Le Kératocône

Kératocône, Jaunin Optique, Cornée, Astigmatisme irrégulier

Le kératocône est une déformation de la cornée qui s’amincit progressivement, perd sa forme sphérique normale et prend une forme de cône irrégulier. Cette déformation, survenant souvent vers la fin de l’adolescence et évoluant généralement jusqu’à l’âge de 35-40 ans avant de se stabiliser. Il n’est pas contagieux, mais est considéré comme une pathologie oculaire non inflammatoire.

Les effets du kératocône varient selon les individus et son stade. Au premier stade, il entraîne une vision floue (sensation de brouillard) et déformée (astigmatisme). Cette baisse de l’acuité visuelle est surtout ressentie en vision de loin (myopie). À mesure que le kératocône évolue, l’astigmatisme et la myopie s’accentuent suite au décentrement du cône vers le bas (probablement dû à l’attraction terrestre), mais il peut arriver que le patient regarde par-dessus ce cône et « triche » ainsi avec sa vision. Malgré tout la déformation de la cornée est irrégulière et la vision subit une grande distorsion. Les personnes atteintes de kératocône doivent changer souvent de lunettes puis de lentilles, car celles-ci n’arrive plus à corriger l’astigmatisme irrégulier.

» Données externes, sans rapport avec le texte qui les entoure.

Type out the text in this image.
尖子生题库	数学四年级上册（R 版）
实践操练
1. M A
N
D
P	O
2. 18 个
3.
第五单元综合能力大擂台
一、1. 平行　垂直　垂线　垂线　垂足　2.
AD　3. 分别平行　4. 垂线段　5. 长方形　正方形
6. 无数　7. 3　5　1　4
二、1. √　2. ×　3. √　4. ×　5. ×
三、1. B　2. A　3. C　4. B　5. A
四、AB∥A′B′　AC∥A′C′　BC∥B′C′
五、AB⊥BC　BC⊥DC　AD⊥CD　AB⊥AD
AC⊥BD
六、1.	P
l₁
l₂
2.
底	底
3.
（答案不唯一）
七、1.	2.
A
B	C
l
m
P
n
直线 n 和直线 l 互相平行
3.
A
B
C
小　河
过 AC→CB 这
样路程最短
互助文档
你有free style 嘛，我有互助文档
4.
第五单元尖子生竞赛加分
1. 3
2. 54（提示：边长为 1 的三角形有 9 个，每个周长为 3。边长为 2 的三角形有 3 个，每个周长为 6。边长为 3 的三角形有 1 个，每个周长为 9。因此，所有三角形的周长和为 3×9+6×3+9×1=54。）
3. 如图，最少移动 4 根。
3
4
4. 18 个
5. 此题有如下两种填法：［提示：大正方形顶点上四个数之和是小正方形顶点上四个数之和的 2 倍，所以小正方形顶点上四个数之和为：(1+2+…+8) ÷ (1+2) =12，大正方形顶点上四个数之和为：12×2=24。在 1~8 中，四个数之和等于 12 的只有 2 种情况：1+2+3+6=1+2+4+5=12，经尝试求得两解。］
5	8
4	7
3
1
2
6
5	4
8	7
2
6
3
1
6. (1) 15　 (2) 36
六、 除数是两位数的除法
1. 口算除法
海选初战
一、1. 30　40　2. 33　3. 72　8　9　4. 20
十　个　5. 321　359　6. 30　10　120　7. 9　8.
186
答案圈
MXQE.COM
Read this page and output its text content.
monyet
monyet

On ne connaît pas encore les causes exactes du kératocône, mais il s’agit probablement d’une maladie génétique : même si aucun gène spécifique n’a été, à ce jour, identifié, le fait que plusieurs membres d’une même famille puissent être atteints confirmerait la thèse génétique. Il touche indifféremment les personnes des deux sexes, quelle que soit leur origine géographique.

En plus de la susceptibilité génétique, des facteurs environnementaux aident à l’apparition des symptômes cliniques de la maladie. Les contraintes mécaniques (comme le fait de se frotter les yeux ou encore le port de lentilles de contact voire une chirurgie laser) pourraient par exemple contribuer à déclencher la maladie. Comme le kératocône apparaît après la puberté, des hormones pourraient aussi être en cause.

Vision d'un kératocône, astigmatisme irrégulier

Il existe 4 stades dans l’évolution de kératocône :

Stade I : inconfort visuel, baisse d’acuité visuelle avec astigmatisme. Les lunettes sont suffisantes pour corriger ce stade.

Stade II : la myopie s’associe à l’astigmatisme.

Stade III : aggravation des troubles visuels et apparition d’une déformation (protubérance) bien visible de la cornée. Dès ce stade, les lunettes ne suffisent plus et il faut alors passer aux lentilles rigides.

Stade IV : amincissement associé à une perte de transparence (cicatrices ou opacités au sommet du cône) et risque de kératocône aigu.

Dans de rares cas (moins de 3 %), l’amincissement de la cornée est tel que la membrane transparente et élastique qui recouvre la surface interne de la cornée (endothélium) se fissure et pourrait alors aller jusqu’à la perforation. Cette rupture provoque une perte brutale de l’acuité visuelle en opacifiant la cornée. Seule une greffe de cornée peut permettre de restaurer la vue après un kératocône aigu. L’évolution d’un stade au suivant n’est pas obligatoire et n’est pas linéaire dans le temps.

Traitements. La chronologie habituelle de prise en charge thérapeutique comporte dans un premier temps un équipement en lunettes puis une adaptation en lentilles de contact de type rigides cornéennes ou sclérales dans le but d’égaliser la surface cornéenne déformée par appui et/ou recouvrement. Puis finalement, en fin de phase IV, on aura recours à la chirurgie et greffe cornéenne comme expliqué auparavant. En phase I, le monde médical propose depuis quelques années, la technique du crosslinking pour augmenter la rigidité de la cornée en cas de kératocône évolutif. Cette technique n’a pas encore fait toutes ses preuves.

En ce qui concerne les assurances maladies ; le kératocône est une pathologie. Par conséquent catalogué dans la LiMA sous : cas spéciaux pour les lentilles de contact II avec le numéro 25.02.03.00.1L et qui prévoit un remboursement de frs 630.-- par œil et sans limitation de temps. Les assurances demandent de fournir une ordonnance de l’ophtalmologue.

Voilà plus de 30 ans que Monsieur Jaunin Patrick s’est spécialisé dans l’adaptation de ces lentilles kératocônes. En juin 2017, il a pu participer à une journée de formation sur l’avenir de ces lentilles : les lentilles sclérales.